Christie and Corbett are both moving ahead amid opposition from Democratic lawmakers and unions representing lottery workers. In New Jersey, the Communications Workers of America says 60 public workers would lose their jobs.
“Giving the lottery to a private vendor is like killing the goose that laid the golden egg,” said New Jersey Assemblyman Patrick Diegnan Jr. “It’s difficult to rationalize privatization under any circumstances, but it would be irresponsible to go forward with an award when only one bid was submitted.”
Diegnan, of South Plainfield, is part of a group of Democrats sponsoring a bill that would require lawmakers’ approval of any private lottery-management proposal. His party controls both houses of the legislature, which has no power to stop Christie from signing a contract.

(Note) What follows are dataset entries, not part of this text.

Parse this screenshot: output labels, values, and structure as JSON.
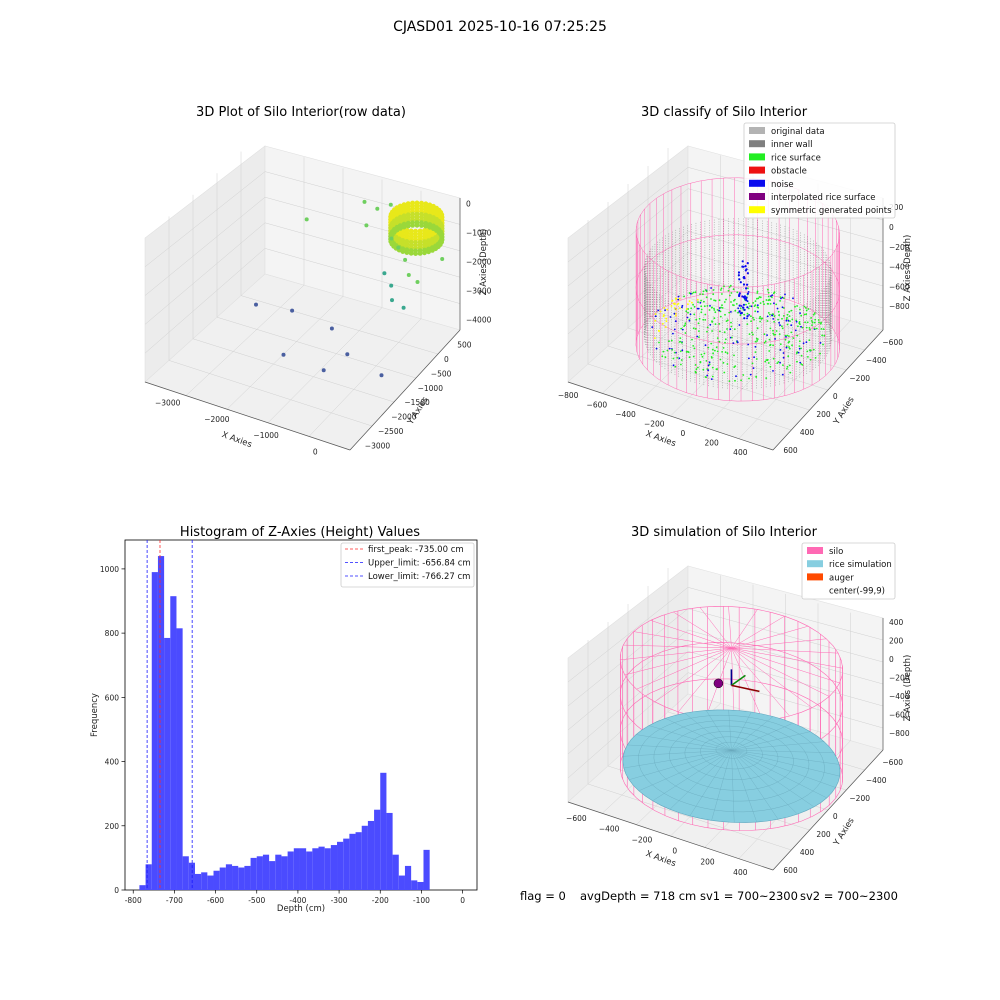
{
  "suptitle": "CJASD01 2025-10-16 07:25:25",
  "status": {
    "flag": "flag = 0",
    "avg": "avgDepth = 718 cm",
    "sv1": "sv1 = 700~2300",
    "sv2": "sv2 = 700~2300"
  },
  "colors": {
    "hist_bar": "#4b4bff",
    "first_peak": "#ff2a2a",
    "limit": "#1a1aff",
    "original": "#b3b3b3",
    "inner_wall": "#7f7f7f",
    "rice_surface": "#22ee22",
    "obstacle": "#ee1111",
    "noise": "#0a0aee",
    "interpolated": "#800080",
    "symmetric": "#ffff00",
    "silo": "#ff69b4",
    "rice_sim": "#87cee0",
    "auger": "#ff4a00"
  },
  "chart_data": [
    {
      "type": "scatter",
      "projection": "3d",
      "title": "3D Plot of Silo Interior(row data)",
      "xlabel": "X Axies",
      "ylabel": "Y Axies",
      "zlabel": "Z Axies (Depth)",
      "xticks": [
        "−3000",
        "−2000",
        "−1000",
        "0"
      ],
      "yticks": [
        "500",
        "0",
        "−500",
        "−1000",
        "−1500",
        "−2000",
        "−2500",
        "−3000"
      ],
      "zticks": [
        "0",
        "−1000",
        "−2000",
        "−3000",
        "−4000"
      ],
      "xlim": [
        -3600,
        600
      ],
      "ylim": [
        -3200,
        800
      ],
      "zlim": [
        -4300,
        200
      ],
      "cluster": {
        "center": [
          -100,
          150
        ],
        "radius": 450,
        "z_top": -200,
        "z_bottom": -900
      },
      "points": [
        {
          "x": -2500,
          "y": 400,
          "z": -1700
        },
        {
          "x": -1500,
          "y": 700,
          "z": -900
        },
        {
          "x": -1400,
          "y": 600,
          "z": -1500
        },
        {
          "x": -1300,
          "y": 800,
          "z": -1100
        },
        {
          "x": -900,
          "y": 600,
          "z": -600
        },
        {
          "x": -700,
          "y": 300,
          "z": -1300
        },
        {
          "x": -500,
          "y": 200,
          "z": -1400
        },
        {
          "x": -300,
          "y": 100,
          "z": -1600
        },
        {
          "x": -400,
          "y": -200,
          "z": -2200
        },
        {
          "x": -100,
          "y": -100,
          "z": -1800
        },
        {
          "x": -600,
          "y": -100,
          "z": -2000
        },
        {
          "x": 200,
          "y": -300,
          "z": -1700
        },
        {
          "x": 100,
          "y": -600,
          "z": -2300
        },
        {
          "x": -200,
          "y": -500,
          "z": -2300
        },
        {
          "x": 400,
          "y": 200,
          "z": -1300
        },
        {
          "x": -2800,
          "y": -800,
          "z": -3500
        },
        {
          "x": -2000,
          "y": -900,
          "z": -3200
        },
        {
          "x": -1500,
          "y": -2000,
          "z": -3400
        },
        {
          "x": -800,
          "y": -1800,
          "z": -3700
        },
        {
          "x": -500,
          "y": -1500,
          "z": -3300
        },
        {
          "x": 200,
          "y": -1500,
          "z": -3600
        },
        {
          "x": -1000,
          "y": -1200,
          "z": -3000
        }
      ]
    },
    {
      "type": "scatter",
      "projection": "3d",
      "title": "3D classify of Silo Interior",
      "xlabel": "X Axies",
      "ylabel": "Y Axies",
      "zlabel": "Z Axies (Depth)",
      "xticks": [
        "−800",
        "−600",
        "−400",
        "−200",
        "0",
        "200",
        "400"
      ],
      "yticks": [
        "600",
        "400",
        "200",
        "0",
        "−200",
        "−400",
        "−600"
      ],
      "zticks": [
        "200",
        "0",
        "−200",
        "−400",
        "−600",
        "−800"
      ],
      "xlim": [
        -850,
        550
      ],
      "ylim": [
        -700,
        700
      ],
      "zlim": [
        -900,
        300
      ],
      "legend": {
        "position": "top-right",
        "entries": [
          {
            "label": "original data",
            "color": "#b3b3b3"
          },
          {
            "label": "inner wall",
            "color": "#7f7f7f"
          },
          {
            "label": "rice surface",
            "color": "#22ee22"
          },
          {
            "label": "obstacle",
            "color": "#ee1111"
          },
          {
            "label": "noise",
            "color": "#0a0aee"
          },
          {
            "label": "interpolated rice surface",
            "color": "#800080"
          },
          {
            "label": "symmetric generated points",
            "color": "#ffff00"
          }
        ]
      },
      "silo": {
        "center": [
          -100,
          0
        ],
        "radius": 600,
        "z_top": 200,
        "z_bottom": -750
      },
      "wall": {
        "radius": 550,
        "z_top": -100,
        "z_bottom": -700
      },
      "rice_surface_depth": -650
    },
    {
      "type": "bar",
      "title": "Histogram of Z-Axies (Height) Values",
      "xlabel": "Depth (cm)",
      "ylabel": "Frequency",
      "xlim": [
        -820,
        35
      ],
      "ylim": [
        0,
        1090
      ],
      "xticks": [
        -800,
        -700,
        -600,
        -500,
        -400,
        -300,
        -200,
        -100,
        0
      ],
      "yticks": [
        0,
        200,
        400,
        600,
        800,
        1000
      ],
      "bin_start": -785,
      "bin_width": 15,
      "values": [
        15,
        80,
        990,
        1040,
        785,
        915,
        815,
        105,
        85,
        50,
        55,
        45,
        60,
        70,
        80,
        75,
        70,
        75,
        100,
        105,
        110,
        90,
        110,
        105,
        120,
        130,
        130,
        120,
        130,
        135,
        130,
        140,
        150,
        160,
        175,
        180,
        200,
        215,
        250,
        365,
        240,
        110,
        45,
        75,
        30,
        25,
        125
      ],
      "lines": [
        {
          "label": "first_peak: -735.00 cm",
          "value": -735.0,
          "style": "dashed",
          "color": "#ff2a2a"
        },
        {
          "label": "Upper_limit: -656.84 cm",
          "value": -656.84,
          "style": "dashed",
          "color": "#1a1aff"
        },
        {
          "label": "Lower_limit: -766.27 cm",
          "value": -766.27,
          "style": "dashed",
          "color": "#1a1aff"
        }
      ],
      "legend": {
        "position": "top-right"
      }
    },
    {
      "type": "scatter",
      "projection": "3d",
      "title": "3D simulation of Silo Interior",
      "xlabel": "X Axies",
      "ylabel": "Y Axies",
      "zlabel": "Z Axies (Depth)",
      "xticks": [
        "−600",
        "−400",
        "−200",
        "0",
        "200",
        "400"
      ],
      "yticks": [
        "600",
        "400",
        "200",
        "0",
        "−200",
        "−400",
        "−600"
      ],
      "zticks": [
        "400",
        "200",
        "0",
        "−200",
        "−400",
        "−600",
        "−800"
      ],
      "xlim": [
        -750,
        550
      ],
      "ylim": [
        -700,
        700
      ],
      "zlim": [
        -900,
        450
      ],
      "legend": {
        "position": "top-right",
        "entries": [
          {
            "label": "silo",
            "color": "#ff69b4"
          },
          {
            "label": "rice simulation",
            "color": "#87cee0"
          },
          {
            "label": "auger",
            "color": "#ff4a00"
          },
          {
            "label": "center(-99,9)",
            "color": ""
          }
        ]
      },
      "silo": {
        "center": [
          -99,
          9
        ],
        "radius": 620,
        "z_top": 200,
        "z_bottom": -820
      },
      "rice_surface_depth": -718
    }
  ]
}
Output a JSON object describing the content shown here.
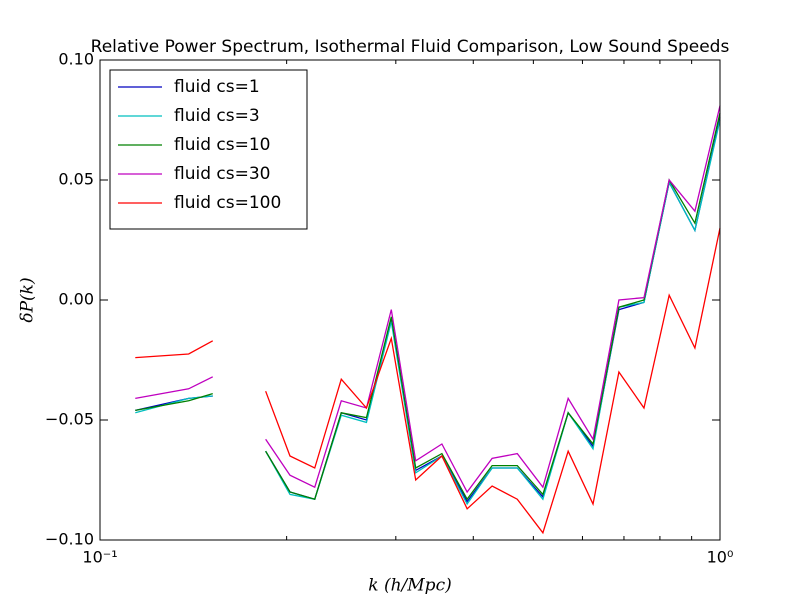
{
  "chart_data": {
    "type": "line",
    "title": "Relative Power Spectrum, Isothermal Fluid Comparison, Low Sound Speeds",
    "xlabel": "k (h/Mpc)",
    "ylabel": "δP(k)",
    "xscale": "log",
    "legend": "upper left",
    "x": [
      0.114,
      0.139,
      0.152,
      0.168,
      0.185,
      0.2025,
      0.222,
      0.245,
      0.269,
      0.295,
      0.323,
      0.356,
      0.391,
      0.429,
      0.471,
      0.518,
      0.569,
      0.624,
      0.687,
      0.754,
      0.828,
      0.911,
      1.0
    ],
    "series": [
      {
        "name": "fluid cs=1",
        "color": "#0000bf",
        "values": [
          -0.046,
          -0.041,
          -0.04,
          null,
          -0.063,
          -0.08,
          -0.083,
          -0.047,
          -0.05,
          -0.008,
          -0.071,
          -0.065,
          -0.084,
          -0.07,
          -0.07,
          -0.082,
          -0.047,
          -0.061,
          -0.004,
          -0.001,
          0.049,
          0.029,
          0.076
        ]
      },
      {
        "name": "fluid cs=3",
        "color": "#00bfbf",
        "values": [
          -0.047,
          -0.041,
          -0.04,
          null,
          -0.063,
          -0.081,
          -0.083,
          -0.048,
          -0.051,
          -0.009,
          -0.072,
          -0.065,
          -0.085,
          -0.07,
          -0.07,
          -0.083,
          -0.047,
          -0.062,
          -0.003,
          -0.001,
          0.049,
          0.029,
          0.075
        ]
      },
      {
        "name": "fluid cs=10",
        "color": "#008000",
        "values": [
          -0.046,
          -0.042,
          -0.039,
          null,
          -0.063,
          -0.08,
          -0.083,
          -0.047,
          -0.049,
          -0.007,
          -0.07,
          -0.064,
          -0.083,
          -0.069,
          -0.069,
          -0.081,
          -0.047,
          -0.06,
          -0.003,
          0.0,
          0.05,
          0.032,
          0.078
        ]
      },
      {
        "name": "fluid cs=30",
        "color": "#bf00bf",
        "values": [
          -0.041,
          -0.037,
          -0.032,
          null,
          -0.058,
          -0.073,
          -0.078,
          -0.042,
          -0.045,
          -0.004,
          -0.067,
          -0.06,
          -0.08,
          -0.066,
          -0.064,
          -0.078,
          -0.041,
          -0.058,
          0.0,
          0.001,
          0.05,
          0.037,
          0.081
        ]
      },
      {
        "name": "fluid cs=100",
        "color": "#ff0000",
        "values": [
          -0.024,
          -0.0225,
          -0.017,
          null,
          -0.038,
          -0.065,
          -0.07,
          -0.033,
          -0.045,
          -0.016,
          -0.075,
          -0.065,
          -0.087,
          -0.0775,
          -0.083,
          -0.097,
          -0.063,
          -0.085,
          -0.03,
          -0.045,
          0.002,
          -0.02,
          0.03
        ]
      }
    ],
    "xlim": [
      0.1,
      1.0
    ],
    "xticks": [
      {
        "value": 0.1,
        "label": "10⁻¹"
      },
      {
        "value": 1.0,
        "label": "10⁰"
      }
    ],
    "xminorticks": [
      0.2,
      0.3,
      0.4,
      0.5,
      0.6,
      0.7,
      0.8,
      0.9
    ],
    "ylim": [
      -0.1,
      0.1
    ],
    "yticks": [
      {
        "value": -0.1,
        "label": "−0.10"
      },
      {
        "value": -0.05,
        "label": "−0.05"
      },
      {
        "value": 0,
        "label": "0.00"
      },
      {
        "value": 0.05,
        "label": "0.05"
      },
      {
        "value": 0.1,
        "label": "0.10"
      }
    ]
  }
}
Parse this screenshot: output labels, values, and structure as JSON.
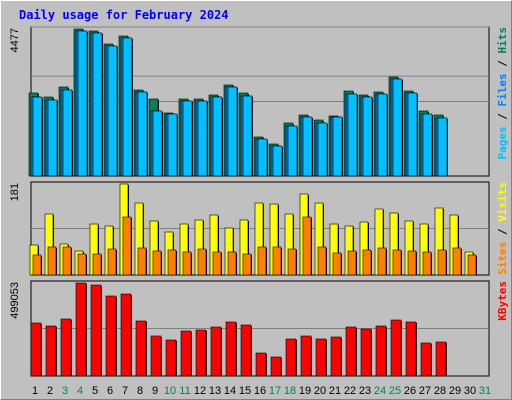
{
  "title": "Daily usage for February 2024",
  "legends": {
    "top": [
      {
        "text": "Pages",
        "color": "#00c0ff"
      },
      {
        "text": " / ",
        "color": "#000000"
      },
      {
        "text": "Files",
        "color": "#0080ff"
      },
      {
        "text": " / ",
        "color": "#000000"
      },
      {
        "text": "Hits",
        "color": "#00805c"
      }
    ],
    "middle": [
      {
        "text": "Sites",
        "color": "#ff8000"
      },
      {
        "text": " / ",
        "color": "#000000"
      },
      {
        "text": "Visits",
        "color": "#ffff00"
      }
    ],
    "bottom": [
      {
        "text": "KBytes",
        "color": "#ff0000"
      }
    ]
  },
  "chart_data": {
    "type": "bar",
    "title": "Daily usage for February 2024",
    "days": [
      1,
      2,
      3,
      4,
      5,
      6,
      7,
      8,
      9,
      10,
      11,
      12,
      13,
      14,
      15,
      16,
      17,
      18,
      19,
      20,
      21,
      22,
      23,
      24,
      25,
      26,
      27,
      28,
      29,
      30,
      31
    ],
    "weekend_days": [
      3,
      4,
      10,
      11,
      17,
      18,
      24,
      25,
      31
    ],
    "panels": [
      {
        "name": "hits-files-pages",
        "ymax_label": "4477",
        "ylim": [
          0,
          4477
        ],
        "series": [
          {
            "name": "Hits",
            "color": "#00805c",
            "values": [
              2540,
              2420,
              2710,
              4477,
              4430,
              4030,
              4250,
              2620,
              2350,
              1920,
              2330,
              2340,
              2480,
              2760,
              2530,
              1180,
              980,
              1610,
              1850,
              1700,
              1840,
              2600,
              2480,
              2570,
              3020,
              2590,
              1970,
              1850,
              null,
              null,
              null
            ]
          },
          {
            "name": "Files",
            "color": "#0080ff",
            "values": [
              2420,
              2300,
              2620,
              4420,
              4350,
              3950,
              4200,
              2550,
              1980,
              1880,
              2270,
              2280,
              2420,
              2710,
              2430,
              1120,
              900,
              1520,
              1790,
              1600,
              1790,
              2500,
              2400,
              2500,
              2950,
              2520,
              1880,
              1780,
              null,
              null,
              null
            ]
          },
          {
            "name": "Pages",
            "color": "#00c0ff",
            "values": [
              2420,
              2300,
              2620,
              4420,
              4350,
              3950,
              4200,
              2550,
              1980,
              1880,
              2270,
              2280,
              2420,
              2710,
              2430,
              1120,
              900,
              1520,
              1790,
              1600,
              1790,
              2500,
              2400,
              2500,
              2950,
              2520,
              1880,
              1780,
              null,
              null,
              null
            ]
          }
        ]
      },
      {
        "name": "visits-sites",
        "ymax_label": "181",
        "ylim": [
          0,
          181
        ],
        "series": [
          {
            "name": "Visits",
            "color": "#ffff00",
            "values": [
              59,
              122,
              62,
              47,
              101,
              98,
              181,
              144,
              107,
              86,
              102,
              109,
              119,
              94,
              110,
              143,
              142,
              121,
              161,
              144,
              102,
              98,
              106,
              131,
              123,
              107,
              102,
              134,
              120,
              45,
              null
            ]
          },
          {
            "name": "Sites",
            "color": "#ff8000",
            "values": [
              39,
              56,
              55,
              42,
              42,
              52,
              116,
              54,
              48,
              50,
              45,
              52,
              46,
              46,
              42,
              56,
              55,
              52,
              116,
              56,
              44,
              48,
              49,
              53,
              50,
              48,
              46,
              49,
              54,
              40,
              null
            ]
          }
        ]
      },
      {
        "name": "kbytes",
        "ymax_label": "499053",
        "ylim": [
          0,
          499053
        ],
        "series": [
          {
            "name": "KBytes",
            "color": "#ff0000",
            "values": [
              283000,
              268000,
              306000,
              499053,
              487000,
              429000,
              442000,
              296000,
              214000,
              195000,
              243000,
              249000,
              265000,
              289000,
              271000,
              123000,
              101000,
              196000,
              213000,
              201000,
              208000,
              264000,
              253000,
              268000,
              302000,
              288000,
              177000,
              183000,
              null,
              null,
              null
            ]
          }
        ]
      }
    ]
  }
}
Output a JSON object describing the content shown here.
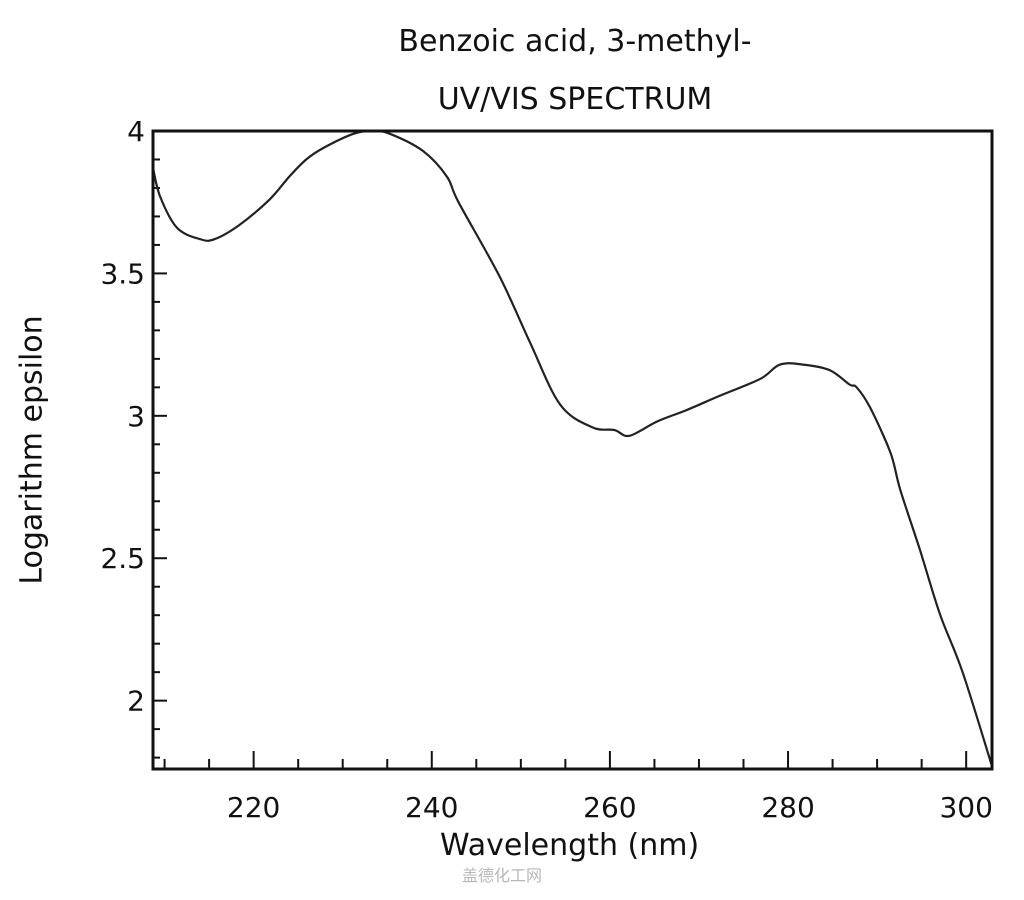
{
  "chart_data": {
    "type": "line",
    "title": "Benzoic acid, 3-methyl-",
    "subtitle": "UV/VIS SPECTRUM",
    "xlabel": "Wavelength (nm)",
    "ylabel": "Logarithm epsilon",
    "xlim": [
      208.7,
      302.9
    ],
    "ylim": [
      1.76,
      4.0
    ],
    "x_ticks": [
      220,
      240,
      260,
      280,
      300
    ],
    "y_ticks": [
      2,
      2.5,
      3,
      3.5,
      4
    ],
    "x_minor_step": 5,
    "y_minor_step": 0.1,
    "grid": false,
    "legend": null,
    "series": [
      {
        "name": "Benzoic acid, 3-methyl-",
        "color": "#222222",
        "x": [
          208.7,
          209.5,
          211.4,
          214.0,
          215.6,
          218.4,
          221.8,
          224.0,
          225.9,
          227.8,
          231.2,
          233.3,
          235.3,
          239.0,
          241.7,
          243.0,
          247.6,
          251.0,
          254.4,
          258.0,
          260.5,
          262.2,
          265.3,
          268.6,
          272.3,
          276.9,
          279.1,
          281.7,
          284.7,
          286.9,
          287.7,
          289.2,
          291.5,
          292.6,
          294.8,
          297.1,
          299.6,
          302.9
        ],
        "y": [
          3.87,
          3.77,
          3.66,
          3.62,
          3.62,
          3.67,
          3.76,
          3.84,
          3.9,
          3.94,
          3.99,
          4.0,
          3.99,
          3.93,
          3.84,
          3.75,
          3.49,
          3.26,
          3.04,
          2.96,
          2.95,
          2.93,
          2.98,
          3.02,
          3.07,
          3.13,
          3.18,
          3.18,
          3.16,
          3.11,
          3.1,
          3.03,
          2.87,
          2.74,
          2.53,
          2.3,
          2.1,
          1.77
        ]
      }
    ]
  },
  "labels": {
    "title": "Benzoic acid, 3-methyl-",
    "subtitle": "UV/VIS SPECTRUM",
    "xlabel": "Wavelength (nm)",
    "ylabel": "Logarithm epsilon",
    "watermark": "盖德化工网"
  }
}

Gtech controls 80 percent of the Illinois lottery partnership. Its stake in Northstar New Jersey and other proposal details are confidential while the contract is under review, said Robert Vincent, a Gtech spokesman.
New Jersey’s request for proposals stipulated that its contract would be for 15 years, and would require an up-front payment of $120 million from the manager. That condition limited the bidding pool, Vincent said.
“Certain companies may not have the financial wherewithal,” Vincent said.
Illinois and Indiana, which last year hired Gtech to manage its lottery, didn’t ask for upfront money, said Alex Kovach, president of Camelot PA. Pennsylvania demanded $200 million.
“That makes for responsible bidding,” Kovach said during a Jan. 14 Senate public hearing in Pennsylvania on the bid.
No such hearings are being held in New Jersey, much to the chagrin of Democratic lawmakers.
“The proposal to privatize without public explanation one of our most profitable and well-run assets is troubling,” said Assembly budget chairman Vincent Prieto. “The Christie administration appears ready to forfeit substantial long-term revenue for a one-shot payment that will also hurt small business owners and risk vital programs.”
Bakulesh Patel, who owns the Pantry Farms convenience store in Ewing, New Jersey, said he is concerned that a contractor would offer ticket sales on the Internet. Illinois was the first state to legalize such vending, part of Northstar’s strategy to draw new players.
“It’s almost 75 to 80 percent of customers coming in for the lottery,” Patel, 51, from Piscataway, said in an interview. He counted on such revenue, including 5 percent of sales and a percentage of winning tickets he sells, as part of his business strategy when he opened two-and-a-half years ago, he said.
A poster on the door hails Pantry Farms as a “Lucky Lottery Store” after a Cash 5 player there hit the $142,189 jackpot. Patel’s share of that was $750.